Department of Neuroscience

Professor Emeritus, Neuroscience
College of Medicine
Department of Neuroscience

Biomedical Research Tower, Room 277
460 W. 12th Ave.
Columbus, OH 43210

614-292-2814
Fax: 614-688-8742
Richard.Burry@osumc.edu 

Research Interest: Signal transduction pathways leading to the development and regeneration of neurons


Current Research: A special property of nerve cells is the ability to extend cellular processes, which develop specialized endings, or synaptic terminals. The neuron can communicate electrical activity to other neurons through chemical synapses. Considerable information has been accumulated about the function of the synapse, but little is known of the signaling that stimulate these events.

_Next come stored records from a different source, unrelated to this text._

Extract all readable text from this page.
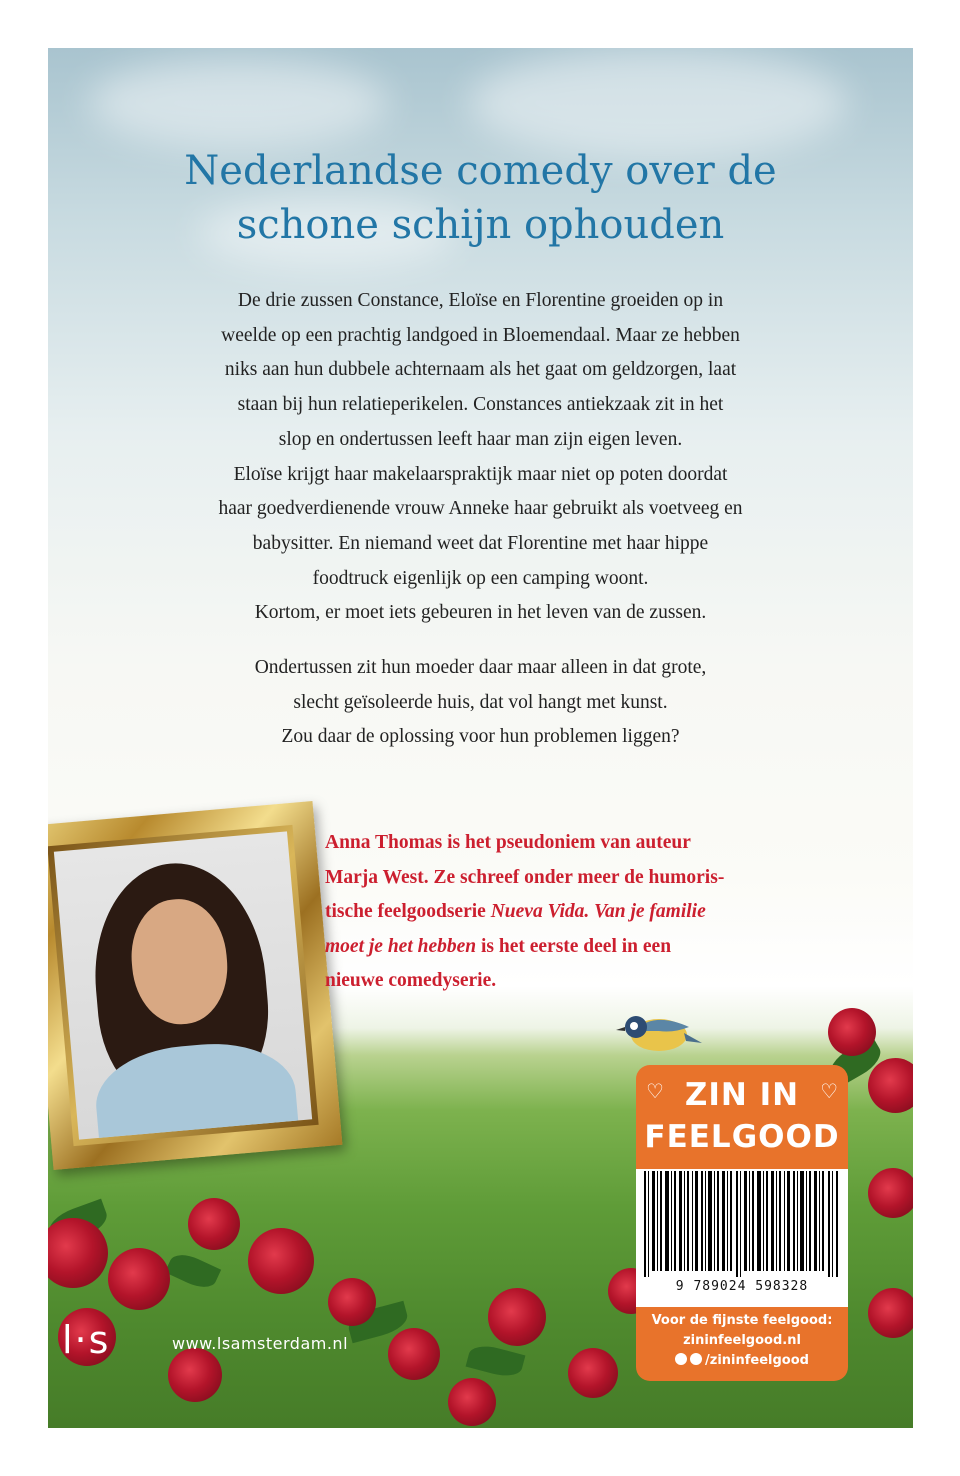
Nederlandse comedy over de
schone schijn ophouden
De drie zussen Constance, Eloïse en Florentine groeiden op in
weelde op een prachtig landgoed in Bloemendaal. Maar ze hebben
niks aan hun dubbele achternaam als het gaat om geldzorgen, laat
staan bij hun relatieperikelen. Constances antiekzaak zit in het
slop en ondertussen leeft haar man zijn eigen leven.
Eloïse krijgt haar makelaarspraktijk maar niet op poten doordat
haar goedverdienende vrouw Anneke haar gebruikt als voetveeg en
babysitter. En niemand weet dat Florentine met haar hippe
foodtruck eigenlijk op een camping woont.
Kortom, er moet iets gebeuren in het leven van de zussen.
Ondertussen zit hun moeder daar maar alleen in dat grote,
slecht geïsoleerde huis, dat vol hangt met kunst.
Zou daar de oplossing voor hun problemen liggen?
Anna Thomas is het pseudoniem van auteur
Marja West. Ze schreef onder meer de humoris-
tische feelgoodserie Nueva Vida. Van je familie
moet je het hebben is het eerste deel in een
nieuwe comedyserie.
l·s	www.lsamsterdam.nl
♡	♡
ZIN IN
FEELGOOD
9 789024 598328
Voor de fijnste feelgood:
zininfeelgood.nl
/zininfeelgood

Dr. Burry’s team has examined the distribution of GAP-43, a developmentally regulated neuronal protein. In cultured cerebellar neurons, GAP-43 is found at high levels in growth cones and filopodia, but is seen at low levels in older cultures. Presynaptic terminals have a decreasing amount of GAP-43, and it is only associated with the plasma membrane. GAP-43 is seen at highest levels in the growth cones and distal axons of developing neurons. It is lost from both the soma and proximal axons. The distribution of GAP-43 in developing neurons suggests it is involved in growth-cone activity and possibly in growth-cone functions. These results were obtained with a new immunocytochemical technique developed in Dr. Burry's laboratory. This procedure uses incubations of tissue with 1 nanometer gold particles and subsequent silver enhancement prior to embedding for standard EM.

Dr. Burry’s team has also examined the signaling leading to the expression of GAP-43. Neuronal differentiation is dependent on protein growth factors, which bind to receptor proteins on the surface of developing neurons. As a result of this binding, a cascade of signaling is activated, which changes the cell from a dividing neuroblast to a differentiating neuron.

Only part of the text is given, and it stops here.